Slower Times

By the time we moved to Colorado in 2014, Mindy T. Dog (RIP 2018) was an elderly dog with bad hips. Bad hips and being unable to keep up NEVER stopped her interest in a good walk but she was s—l—o—w. Dusty and I would walk at our usual pace and then wait for Mindy to catch up. She wanted the whole walk. She didn’t like it when we turned around before she’d seen everything. Toward the end, the inevitable “last walk” (that’s not a euphemism) occurred. She wanted to go but the alley was her limit. She turned around on her own. You can read about Mindy’s adventures here, in the great Saga, “Princess Mindy and the Vast Monster of Snow.”

I have learned the wonders of a slow walk during the last few years. For a long time, walking 4 mph or faster in the back country, I joyed in the motion. I still saw a lot of things and would stop for many of them (a bobcat crossing the trail, a group of deer in the distance, hawks in the sky — the list is long and I don’t want to bore you [further]). But when I was not able to walk well at all and a mile took an hour, I learned to savor the whole thing. The result is that my big livestock guardian dog, Bear, as a puppy, learned to walk that way. When we’re OUT there, she thinks we should stop often. We don’t hurry and we DO stop often, but now a normal Bear walk is twice as fast. Still slow, but there’s a chance we’ll finish before the end of time.

I learned from the slow walks that 1) there’s really no place to go and 2) every place to BE. I’d like to go faster, but it’s really not important as it was 20 years ago. And, I never would have witnessed monarch butterflies copulating 20 years ago…or stopped long enough to get shredded by a horsefly.

18 thoughts on “Slower Times

  1. I’m glad you can now pick up the pace and Bear will go along with that — but how great it is that you can see the intimate details of nature in a slower walk!

    • Yep, even if by some miracle (it would take one) I can again hike fast, I don’t think I ever will again. I learned a lot from the slow and painful times. I learned about the immense pain-killing power of beauty.

  2. I love your phrase, no place to go and every place to BE…beautiful. Our elderly Golden Retriever recently passed and for the last few years he was SLOW….and allowed to sniff everything, to take his own sweet time and set the pace for us. It was a calming meditation after walking our young Border Collie (who looks just like your Mindy).

    • Mindy was an Australian shepherd (if the photo showed her back end, it would be more obvious). Where I live now border collies are extremely popular (lots of sheep, goats and cattle) and Australian cattle dogs — not so many Aussies. I have a mini-Aussie now who looks like a mini-Mindy and he’s a bundle of puppy energy. I think a Border Collie would be too smart for me but he might read me stories at night 😉

  3. I reckon the world is slowly coming round to the benefits of taking things at a slower pace. Over here, we even occasionally have something called ‘Slow TV’ or ‘Slow Radio’, when a long programme covers very little action. Last Christmas we had a long TV programme just following some reindeer pulling a sledge through the snowy forest. That was it. But it was very popular.
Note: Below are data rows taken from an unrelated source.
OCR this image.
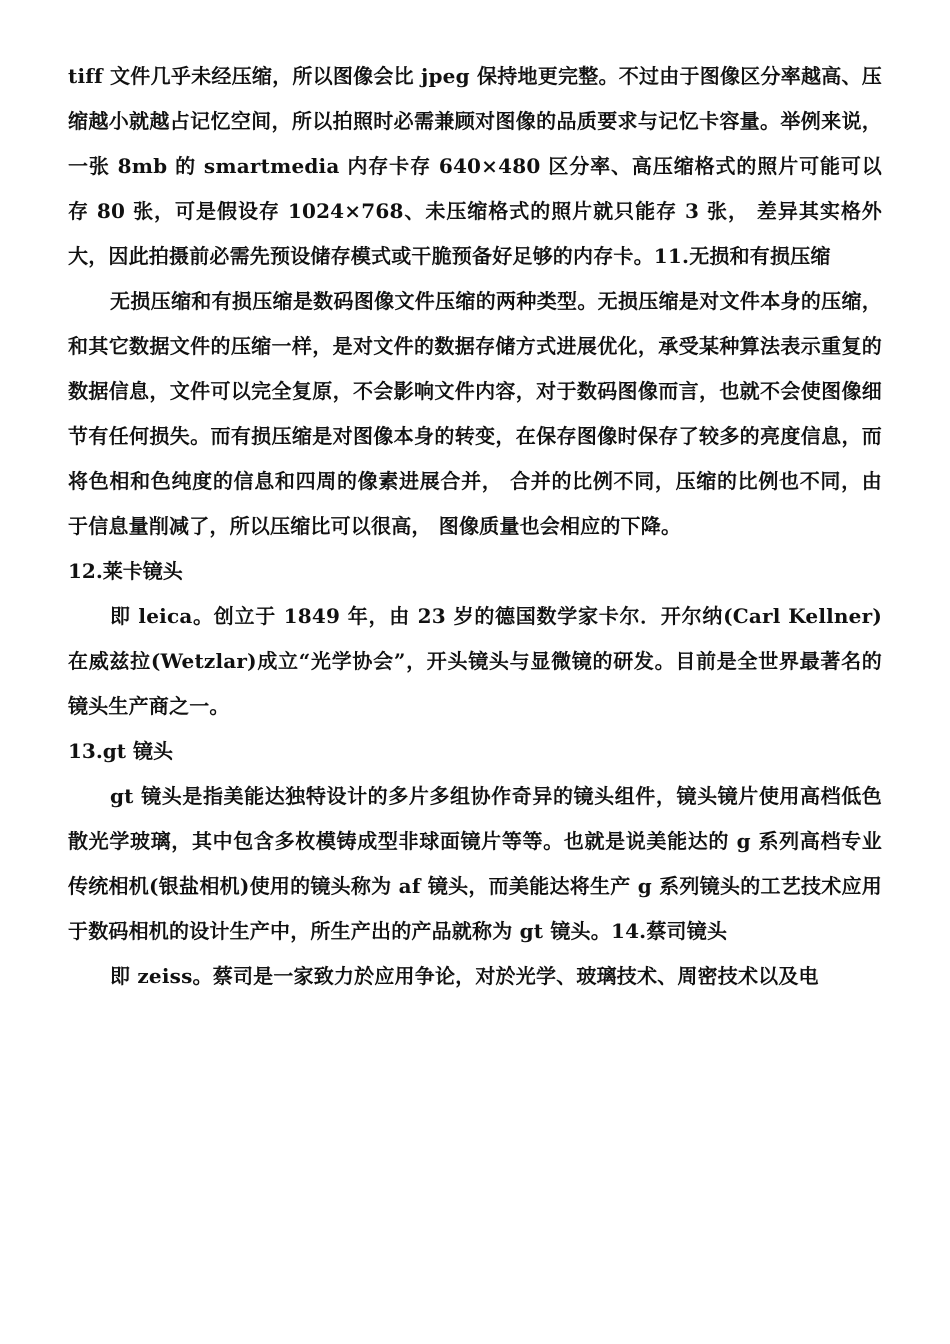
tiff 文件几乎未经压缩，所以图像会比 jpeg 保持地更完整。不过由于图像区分率越高、压缩越小就越占记忆空间，所以拍照时必需兼顾对图像的品质要求与记忆卡容量。举例来说，一张 8mb 的 smartmedia 内存卡存 640×480 区分率、高压缩格式的照片可能可以存 80 张，可是假设存 1024×768、未压缩格式的照片就只能存 3 张， 差异其实格外大，因此拍摄前必需先预设储存模式或干脆预备好足够的内存卡。11.无损和有损压缩

无损压缩和有损压缩是数码图像文件压缩的两种类型。无损压缩是对文件本身的压缩，和其它数据文件的压缩一样，是对文件的数据存储方式进展优化，承受某种算法表示重复的数据信息，文件可以完全复原，不会影响文件内容，对于数码图像而言，也就不会使图像细节有任何损失。而有损压缩是对图像本身的转变，在保存图像时保存了较多的亮度信息，而将色相和色纯度的信息和四周的像素进展合并， 合并的比例不同，压缩的比例也不同，由于信息量削减了，所以压缩比可以很高， 图像质量也会相应的下降。

12.莱卡镜头

即 leica。创立于 1849 年，由 23 岁的德国数学家卡尔．开尔纳(Carl Kellner)在威兹拉(Wetzlar)成立“光学协会”，开头镜头与显微镜的研发。目前是全世界最著名的镜头生产商之一。

13.gt 镜头

gt 镜头是指美能达独特设计的多片多组协作奇异的镜头组件，镜头镜片使用高档低色散光学玻璃，其中包含多枚模铸成型非球面镜片等等。也就是说美能达的 g 系列高档专业传统相机(银盐相机)使用的镜头称为 af 镜头，而美能达将生产 g 系列镜头的工艺技术应用于数码相机的设计生产中，所生产出的产品就称为 gt 镜头。14.蔡司镜头

即 zeiss。蔡司是一家致力於应用争论，对於光学、玻璃技术、周密技术以及电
    When I was in Wales we did walk briskly most of the time, but then we did have a very large area to cover. But I enjoy a slow amble at times, too. 🙂

    • I loved your Wales walk so much, but if Bear and I had been with you, you’d have needed at LEAST three days to get from one castle to the next no matter HOW far apart they were. I fell in love with the name, “Snowdonia.”

      I’d love to see that reindeer show!!!!

  4. I would have loved walking with Mindy (RIP, sweet girl). I am a journey kinda gal. The destination, for me, is almost the anti-climax.